Seguidores do Victor Hugo

Páginas

Total de visualizações de página

quarta-feira, 17 de outubro de 2018

PEPE



                            Nesta semana assisti o filme Uma Noite de 12 anos, o qual retrata a história real do período em que José Alberto Mujica ou simplesmente Pepe Mujica, juntamente com mais dois amigos, passaram nos calabouços então existentes no Uruguai.

                            Pepe, pertencente ao grupo Tupamaros, o qual lutava contra a ditadura no país vizinho, foi recolhido primeiramente ao cárcere. Logo em seguida passou de preso à refém do Estado. E a partir de então, em tal condição, experimentou doze anos de sua vida sendo transferido entre calabouços. Estava preso, mas não era somente um preso.

                            Dentro do Estado de Direito e dentro de um Estado Democrático, a lei deve ser cumprida. Acho que com isso todos concordamos. Cometido um crime, seu protagonista deverá ser punido. A punição poderá ser o cárcere. Agora a punição poderá ser a sistemática degradação do ser humano?
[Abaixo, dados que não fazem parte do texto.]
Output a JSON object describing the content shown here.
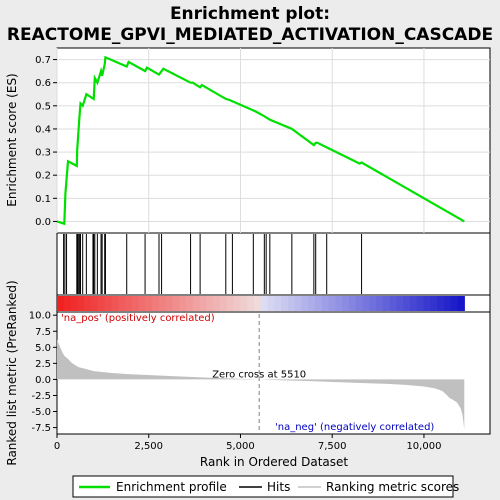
{
  "chart_data": {
    "type": "line",
    "title_lines": [
      "Enrichment plot:",
      "REACTOME_GPVI_MEDIATED_ACTIVATION_CASCADE"
    ],
    "es_panel": {
      "ylabel": "Enrichment score (ES)",
      "ylim": [
        -0.05,
        0.75
      ],
      "yticks": [
        0.0,
        0.1,
        0.2,
        0.3,
        0.4,
        0.5,
        0.6,
        0.7
      ],
      "ytick_labels": [
        "0.0",
        "0.1",
        "0.2",
        "0.3",
        "0.4",
        "0.5",
        "0.6",
        "0.7"
      ],
      "series": [
        {
          "x": [
            0,
            200,
            230,
            300,
            540,
            550,
            580,
            610,
            640,
            700,
            800,
            1000,
            1030,
            1100,
            1200,
            1230,
            1300,
            1320,
            1900,
            1950,
            2400,
            2450,
            2780,
            2850,
            2900,
            3640,
            3700,
            3900,
            3950,
            4600,
            4700,
            4780,
            5350,
            5420,
            5650,
            5700,
            5750,
            5800,
            6400,
            7000,
            7050,
            7100,
            7350,
            8250,
            8300,
            11100
          ],
          "y": [
            0.0,
            -0.01,
            0.12,
            0.26,
            0.24,
            0.31,
            0.38,
            0.45,
            0.51,
            0.5,
            0.55,
            0.53,
            0.62,
            0.6,
            0.65,
            0.63,
            0.68,
            0.71,
            0.67,
            0.69,
            0.65,
            0.665,
            0.635,
            0.65,
            0.66,
            0.6,
            0.6,
            0.58,
            0.59,
            0.53,
            0.525,
            0.52,
            0.48,
            0.475,
            0.455,
            0.45,
            0.445,
            0.44,
            0.4,
            0.33,
            0.34,
            0.34,
            0.32,
            0.25,
            0.255,
            0.0
          ]
        }
      ]
    },
    "hits_panel": {
      "hit_positions": [
        180,
        215,
        260,
        540,
        560,
        580,
        610,
        640,
        700,
        800,
        980,
        1000,
        1030,
        1100,
        1200,
        1230,
        1300,
        1320,
        1900,
        2400,
        2780,
        2850,
        3640,
        3900,
        4600,
        4780,
        5350,
        5650,
        5700,
        5800,
        6400,
        7000,
        7050,
        7350,
        8300
      ]
    },
    "metric_panel": {
      "ylabel": "Ranked list metric (PreRanked)",
      "ylim": [
        -8.5,
        10.5
      ],
      "yticks": [
        10.0,
        7.5,
        5.0,
        2.5,
        0.0,
        -2.5,
        -5.0,
        -7.5
      ],
      "ytick_labels": [
        "10.0",
        "7.5",
        "5.0",
        "2.5",
        "0.0",
        "-2.5",
        "-5.0",
        "-7.5"
      ],
      "profile": {
        "x": [
          0,
          50,
          100,
          150,
          200,
          300,
          400,
          500,
          600,
          800,
          1000,
          1500,
          2000,
          3000,
          4000,
          5000,
          5510,
          6000,
          7000,
          8000,
          9000,
          9500,
          10000,
          10300,
          10500,
          10600,
          10700,
          10800,
          10900,
          11000,
          11050,
          11100
        ],
        "y": [
          6.2,
          5.5,
          4.8,
          4.2,
          3.7,
          3.2,
          2.6,
          2.2,
          1.9,
          1.6,
          1.3,
          1.0,
          0.8,
          0.55,
          0.3,
          0.1,
          0.0,
          -0.1,
          -0.3,
          -0.5,
          -0.7,
          -0.85,
          -1.1,
          -1.4,
          -1.8,
          -2.3,
          -2.9,
          -3.2,
          -3.6,
          -4.5,
          -5.5,
          -7.8
        ]
      },
      "zero_cross_rank": 5510,
      "zero_cross_label": "Zero cross at 5510",
      "pos_label": "'na_pos' (positively correlated)",
      "neg_label": "'na_neg' (negatively correlated)"
    },
    "x_axis": {
      "xlabel": "Rank in Ordered Dataset",
      "xlim": [
        0,
        11800
      ],
      "xticks": [
        0,
        2500,
        5000,
        7500,
        10000
      ],
      "xtick_labels": [
        "0",
        "2,500",
        "5,000",
        "7,500",
        "10,000"
      ]
    },
    "legend": {
      "placement": "bottom",
      "entries": [
        {
          "label": "Enrichment profile",
          "color": "#00e000"
        },
        {
          "label": "Hits",
          "color": "#000000"
        },
        {
          "label": "Ranking metric scores",
          "color": "#c0c0c0"
        }
      ]
    },
    "colors": {
      "es_line": "#00e000",
      "hits": "#000000",
      "metric_fill": "#c0c0c0",
      "zero_line": "#808080",
      "pos_text": "#d00000",
      "neg_text": "#0000c0"
    }
  }
}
A tortura, os choques nas genitálias; a extração de dentes sem anestesia; pau de arara; ausência de comida, de água ou mesmo local para fazer as necessidades básicas, é cumprir pena?

                            Não se trata de propagar a impunidade. Longe disso. Criminoso terá que pagar sua dívida com a sociedade. A regra é essa. Agora ultrapassar os limites impostos pela lei, torna os torturadores tão criminosos quanto o próprio criminoso.

                            Bom, enquanto se tratar dos outros, tudo bem! Agora se isso acometer “um dos nossos” um dia, talvez possamos mudar de ideia. Talvez.

                            Pepe ficou 12 anos como um refém. Não enlouqueceu por intervenção de sua mãe, que lhe procurou muito tempo entre as “prisões” até que finalmente o encontrou. Deu-lhe de presente um simples penico, utensílio que ajudou a salvar a sua vida. Uma coisa qualquer ou um ato singelo, para quem não tem nada, nem dignidade, pode ser tudo. Até ser utilizado como um vaso de flores.

NO FIM

                            Enquanto em nós não doer, a dor alheia será somente mais uma dor.